Thanks for the questions!

-Christine

yofed said...

What is a memory you have of learning with your mother?

A nice one would be when I was 4, and my mother was reading to me, and I realized I did understand the written words, without being thought in any kind of way... that was pretty cool... unfortunately, that lead to being yelled at whenever I had grades lower than A when I was is school because "you can do better than that".... :S

What is a memory you have of learning with your father?

He was the opposite of my mother... if I had bad grades and didn't study, he would tell my mom to let me be, that I would learn from my mistakes... unfortunately he wasn'T quite right ;)

What kind of education do you think you gave yourself? (Arts, science, history, writing, etc.)

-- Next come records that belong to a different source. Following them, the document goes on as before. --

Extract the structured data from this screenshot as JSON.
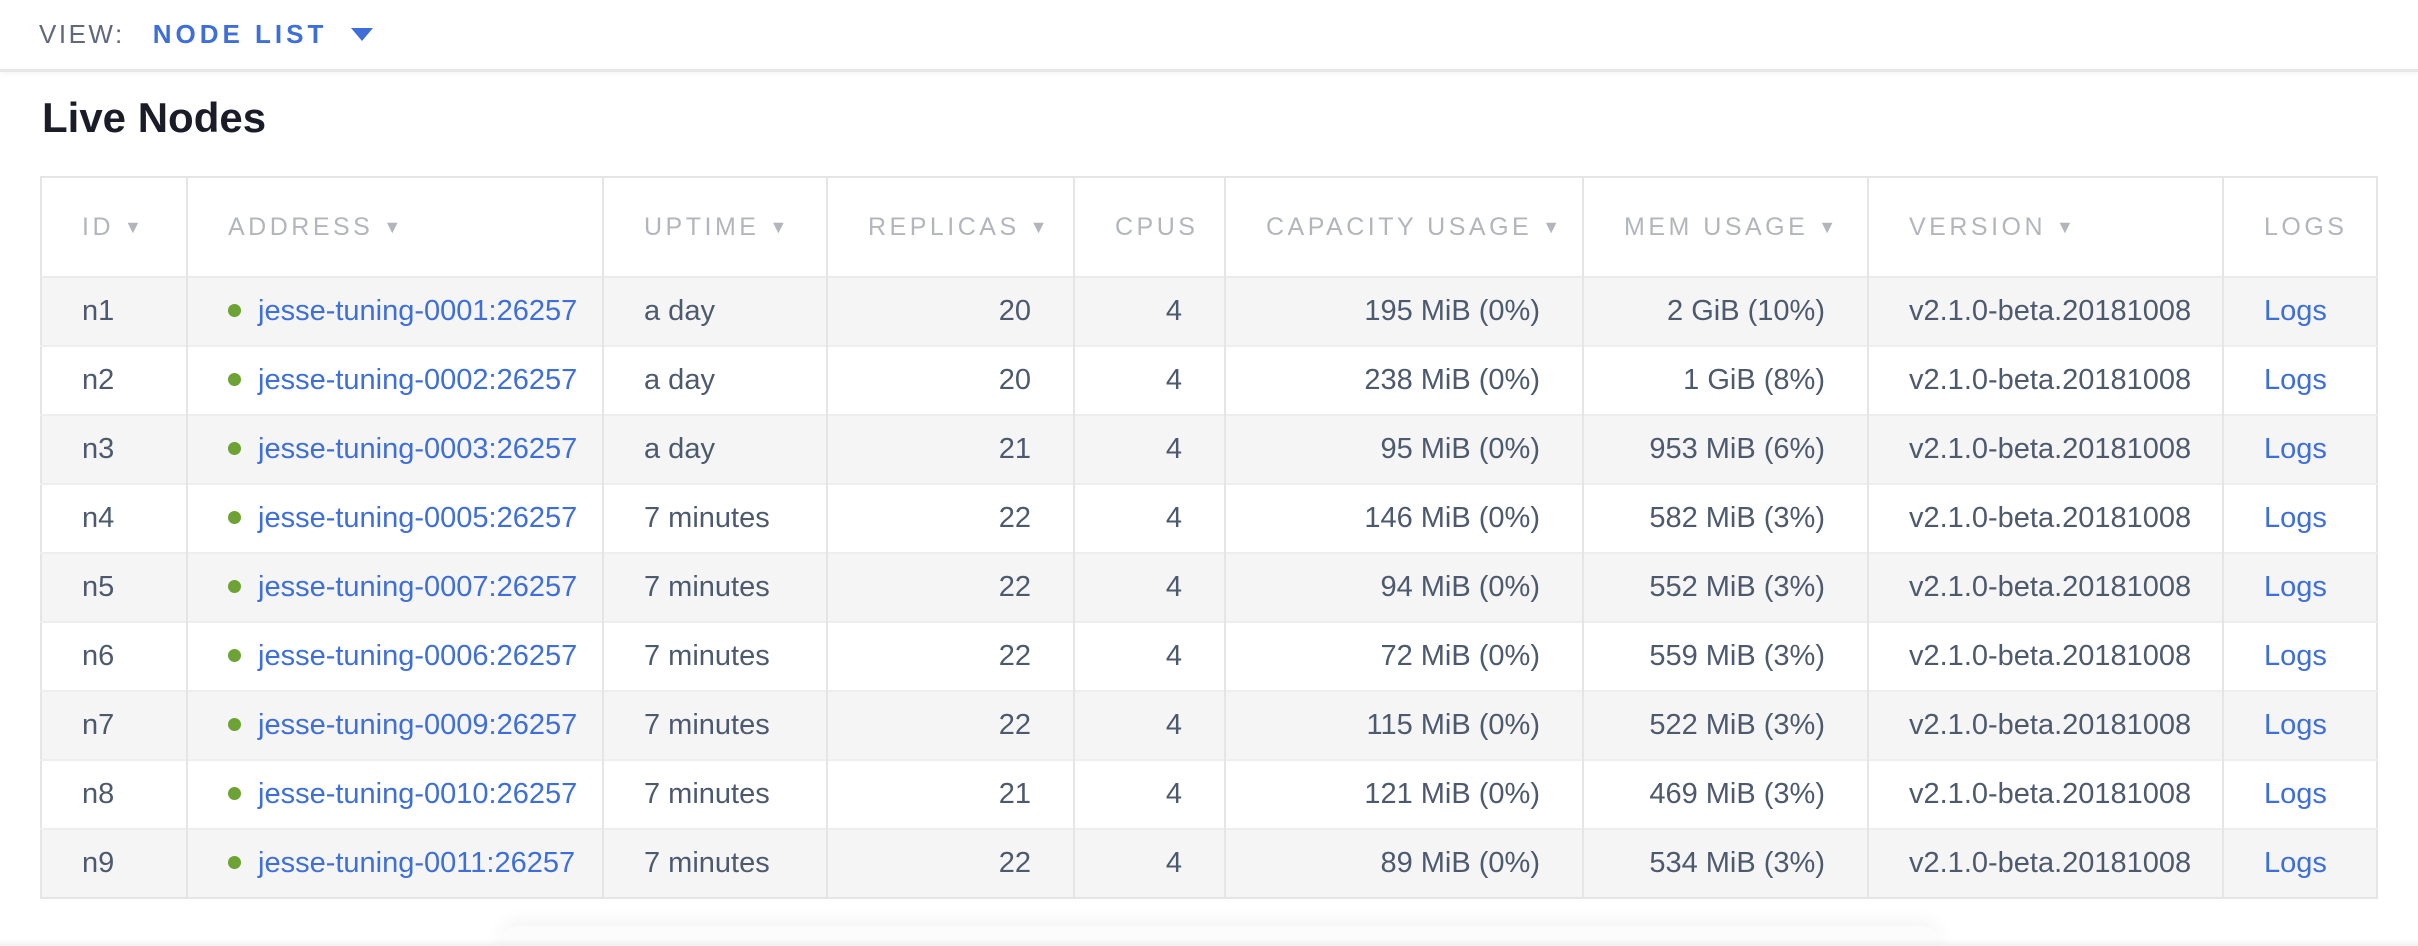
{
  "topbar": {
    "view_label": "VIEW:",
    "view_value": "NODE LIST"
  },
  "page": {
    "title": "Live Nodes"
  },
  "table": {
    "sort_indicator": "▼",
    "columns": [
      {
        "key": "id",
        "label": "ID",
        "sortable": true
      },
      {
        "key": "address",
        "label": "ADDRESS",
        "sortable": true
      },
      {
        "key": "uptime",
        "label": "UPTIME",
        "sortable": true
      },
      {
        "key": "replicas",
        "label": "REPLICAS",
        "sortable": true
      },
      {
        "key": "cpus",
        "label": "CPUS",
        "sortable": false
      },
      {
        "key": "capacity",
        "label": "CAPACITY USAGE",
        "sortable": true
      },
      {
        "key": "mem",
        "label": "MEM USAGE",
        "sortable": true
      },
      {
        "key": "version",
        "label": "VERSION",
        "sortable": true
      },
      {
        "key": "logs",
        "label": "LOGS",
        "sortable": false
      }
    ],
    "rows": [
      {
        "id": "n1",
        "address": "jesse-tuning-0001:26257",
        "status": "live",
        "uptime": "a day",
        "replicas": "20",
        "cpus": "4",
        "capacity": "195 MiB (0%)",
        "mem": "2 GiB (10%)",
        "version": "v2.1.0-beta.20181008",
        "logs": "Logs"
      },
      {
        "id": "n2",
        "address": "jesse-tuning-0002:26257",
        "status": "live",
        "uptime": "a day",
        "replicas": "20",
        "cpus": "4",
        "capacity": "238 MiB (0%)",
        "mem": "1 GiB (8%)",
        "version": "v2.1.0-beta.20181008",
        "logs": "Logs"
      },
      {
        "id": "n3",
        "address": "jesse-tuning-0003:26257",
        "status": "live",
        "uptime": "a day",
        "replicas": "21",
        "cpus": "4",
        "capacity": "95 MiB (0%)",
        "mem": "953 MiB (6%)",
        "version": "v2.1.0-beta.20181008",
        "logs": "Logs"
      },
      {
        "id": "n4",
        "address": "jesse-tuning-0005:26257",
        "status": "live",
        "uptime": "7 minutes",
        "replicas": "22",
        "cpus": "4",
        "capacity": "146 MiB (0%)",
        "mem": "582 MiB (3%)",
        "version": "v2.1.0-beta.20181008",
        "logs": "Logs"
      },
      {
        "id": "n5",
        "address": "jesse-tuning-0007:26257",
        "status": "live",
        "uptime": "7 minutes",
        "replicas": "22",
        "cpus": "4",
        "capacity": "94 MiB (0%)",
        "mem": "552 MiB (3%)",
        "version": "v2.1.0-beta.20181008",
        "logs": "Logs"
      },
      {
        "id": "n6",
        "address": "jesse-tuning-0006:26257",
        "status": "live",
        "uptime": "7 minutes",
        "replicas": "22",
        "cpus": "4",
        "capacity": "72 MiB (0%)",
        "mem": "559 MiB (3%)",
        "version": "v2.1.0-beta.20181008",
        "logs": "Logs"
      },
      {
        "id": "n7",
        "address": "jesse-tuning-0009:26257",
        "status": "live",
        "uptime": "7 minutes",
        "replicas": "22",
        "cpus": "4",
        "capacity": "115 MiB (0%)",
        "mem": "522 MiB (3%)",
        "version": "v2.1.0-beta.20181008",
        "logs": "Logs"
      },
      {
        "id": "n8",
        "address": "jesse-tuning-0010:26257",
        "status": "live",
        "uptime": "7 minutes",
        "replicas": "21",
        "cpus": "4",
        "capacity": "121 MiB (0%)",
        "mem": "469 MiB (3%)",
        "version": "v2.1.0-beta.20181008",
        "logs": "Logs"
      },
      {
        "id": "n9",
        "address": "jesse-tuning-0011:26257",
        "status": "live",
        "uptime": "7 minutes",
        "replicas": "22",
        "cpus": "4",
        "capacity": "89 MiB (0%)",
        "mem": "534 MiB (3%)",
        "version": "v2.1.0-beta.20181008",
        "logs": "Logs"
      }
    ]
  },
  "colors": {
    "accent_blue": "#3e6fd8",
    "live_dot_green": "#6da234",
    "header_gray": "#b2b6bc",
    "cell_text": "#4d5a6e",
    "heading_text": "#1a1d27",
    "row_stripe": "#f5f5f6",
    "table_border": "#e4e5e7"
  }
}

I read about everything and anything. Hopefully, if all goes well, I will start some university classes this winter (keeping my fingers crossed!). I almost finished CEGEP (kinda like community college, in Quebec), but skipped 2 final exams to go for an interview... I feel like such a loser! lol All I was missing were 2 classes, including English (which I would surely have passed!)

Do you see ways you've used that education as an adult?

I have not used much of anything I have learnt in school, but what I learn on my own tends to be much more useful... on a regular basis. I certainly have learnt from my parents mistakes, that either pushing too hard or letting a kid mess up without adressing the issue can be really bad. Hopefully I'll do better!